Overview

Dexamethasone, Carfilzomib, & Nivolumab With Pelareorep for Relapsed/Refractory Multiple Myeloma

Status:
Recruiting
Trial end date:
2024-10-31
Target enrollment:
0
Participant gender:
All
Summary
This phase I trial studies the side effects and best dose of wild-type reovirus (pelareorep) when given together with dexamethasone, carfilzomib, and nivolumab in treating patients with multiple myeloma that has come back (relapsed). Drugs used in chemotherapy, such as dexamethasone, work in different ways to stop the growth of cancer cells, either by killing the cells, by stopping them from dividing, or by stopping them from spreading. Carfilzomib may stop the growth of cancer cells by blocking some of the enzymes needed for cell growth. Immunotherapy with monoclonal antibodies, such as nivolumab, may help the body's immune system attack the cancer and may interfere with the ability of tumor cells to grow and spread. A virus, called pelareorep, which has been changed in a certain way, may be able to kill tumor cells without damaging normal cells.

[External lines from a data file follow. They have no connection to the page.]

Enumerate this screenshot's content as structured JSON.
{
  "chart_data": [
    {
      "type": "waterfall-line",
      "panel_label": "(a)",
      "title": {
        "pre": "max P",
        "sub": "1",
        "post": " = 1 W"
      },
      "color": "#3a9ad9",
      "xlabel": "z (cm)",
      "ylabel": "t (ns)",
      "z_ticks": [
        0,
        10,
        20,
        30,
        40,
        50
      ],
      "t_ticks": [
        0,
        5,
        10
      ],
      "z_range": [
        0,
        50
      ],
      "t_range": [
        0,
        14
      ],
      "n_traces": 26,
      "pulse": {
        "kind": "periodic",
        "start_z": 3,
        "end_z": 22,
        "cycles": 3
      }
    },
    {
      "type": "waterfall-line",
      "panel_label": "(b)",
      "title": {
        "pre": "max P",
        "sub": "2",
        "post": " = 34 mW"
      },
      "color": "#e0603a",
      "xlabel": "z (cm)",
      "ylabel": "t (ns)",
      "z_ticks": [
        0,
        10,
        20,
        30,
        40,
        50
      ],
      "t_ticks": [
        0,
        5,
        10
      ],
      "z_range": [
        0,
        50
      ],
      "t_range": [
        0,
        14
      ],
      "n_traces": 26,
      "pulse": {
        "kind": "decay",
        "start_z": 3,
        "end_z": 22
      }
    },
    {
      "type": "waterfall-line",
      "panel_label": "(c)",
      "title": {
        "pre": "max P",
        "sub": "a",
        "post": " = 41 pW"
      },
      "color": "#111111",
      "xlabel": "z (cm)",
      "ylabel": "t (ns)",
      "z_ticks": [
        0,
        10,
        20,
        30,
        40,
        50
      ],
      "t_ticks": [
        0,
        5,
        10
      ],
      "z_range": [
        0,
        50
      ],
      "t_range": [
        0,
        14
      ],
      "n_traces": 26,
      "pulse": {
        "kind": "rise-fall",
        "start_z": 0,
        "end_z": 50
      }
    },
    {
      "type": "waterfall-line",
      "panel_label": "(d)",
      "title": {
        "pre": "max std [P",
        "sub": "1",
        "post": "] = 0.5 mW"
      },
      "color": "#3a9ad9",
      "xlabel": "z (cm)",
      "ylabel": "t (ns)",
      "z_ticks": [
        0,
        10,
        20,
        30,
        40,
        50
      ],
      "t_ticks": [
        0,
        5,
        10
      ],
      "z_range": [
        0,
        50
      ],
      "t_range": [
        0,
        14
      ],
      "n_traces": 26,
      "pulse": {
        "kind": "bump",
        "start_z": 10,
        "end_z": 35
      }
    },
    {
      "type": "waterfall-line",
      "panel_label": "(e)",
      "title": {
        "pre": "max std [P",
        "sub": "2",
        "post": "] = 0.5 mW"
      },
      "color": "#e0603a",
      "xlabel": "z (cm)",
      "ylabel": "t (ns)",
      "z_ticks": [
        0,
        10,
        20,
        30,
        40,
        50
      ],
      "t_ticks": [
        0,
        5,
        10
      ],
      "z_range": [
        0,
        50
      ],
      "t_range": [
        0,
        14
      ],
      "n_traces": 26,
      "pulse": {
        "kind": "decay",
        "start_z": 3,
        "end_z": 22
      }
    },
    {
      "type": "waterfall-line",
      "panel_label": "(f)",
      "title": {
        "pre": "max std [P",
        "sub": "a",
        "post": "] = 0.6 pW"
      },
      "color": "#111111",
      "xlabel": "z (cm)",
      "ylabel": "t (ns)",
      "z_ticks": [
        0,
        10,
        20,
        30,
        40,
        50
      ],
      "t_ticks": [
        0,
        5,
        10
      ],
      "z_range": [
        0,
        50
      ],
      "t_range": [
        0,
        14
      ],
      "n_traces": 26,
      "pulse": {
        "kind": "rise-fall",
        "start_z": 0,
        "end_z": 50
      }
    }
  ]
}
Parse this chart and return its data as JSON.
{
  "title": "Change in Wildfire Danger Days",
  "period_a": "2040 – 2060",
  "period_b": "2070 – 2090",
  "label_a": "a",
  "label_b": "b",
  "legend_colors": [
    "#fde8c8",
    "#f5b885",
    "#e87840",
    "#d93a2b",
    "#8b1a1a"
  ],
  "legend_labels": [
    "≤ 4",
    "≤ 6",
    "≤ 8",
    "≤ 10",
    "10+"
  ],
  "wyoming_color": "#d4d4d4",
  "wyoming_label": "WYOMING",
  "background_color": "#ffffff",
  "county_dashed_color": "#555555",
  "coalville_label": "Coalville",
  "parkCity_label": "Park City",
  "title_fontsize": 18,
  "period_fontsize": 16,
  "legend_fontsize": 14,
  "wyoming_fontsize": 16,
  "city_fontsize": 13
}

Giving dexamethasone, carfilzomib, and nivolumab with pelareorep may work better in treating patients with multiple myeloma.
Phase:
Phase 1
Accepts Healthy Volunteers?
No
Details
Lead Sponsor:
Emory University
Collaborators:
Bristol-Myers Squibb
City of Hope Medical Center
Oncolytics Biotech
Phylogeny
University of Utah
Treatments:
Antibodies, Monoclonal
BB 1101
Dexamethasone
Dexamethasone acetate
Nivolumab
Pomalidomide
Thalidomide
Criteria
Inclusion Criteria:

- Patient must have multiple myeloma that fits or did fit International Myeloma Working
Group (IMWG) diagnostic criteria

- In arm 3 but not for arms 1 or 2, patients must have measurable disease defined as any
of the following:

- Serum monoclonal protein ≥ 0.5 g/dL by protein electrophoresis

- ≥ 200 mg of monoclonal protein in the urine on screening 24-hour electrophoresis

- If no m-spike is present, involved serum immunoglobulin free light chain ≥ 100
mg/L AND an abnormal serum light chain ratio (< 0.26 or > 1.65)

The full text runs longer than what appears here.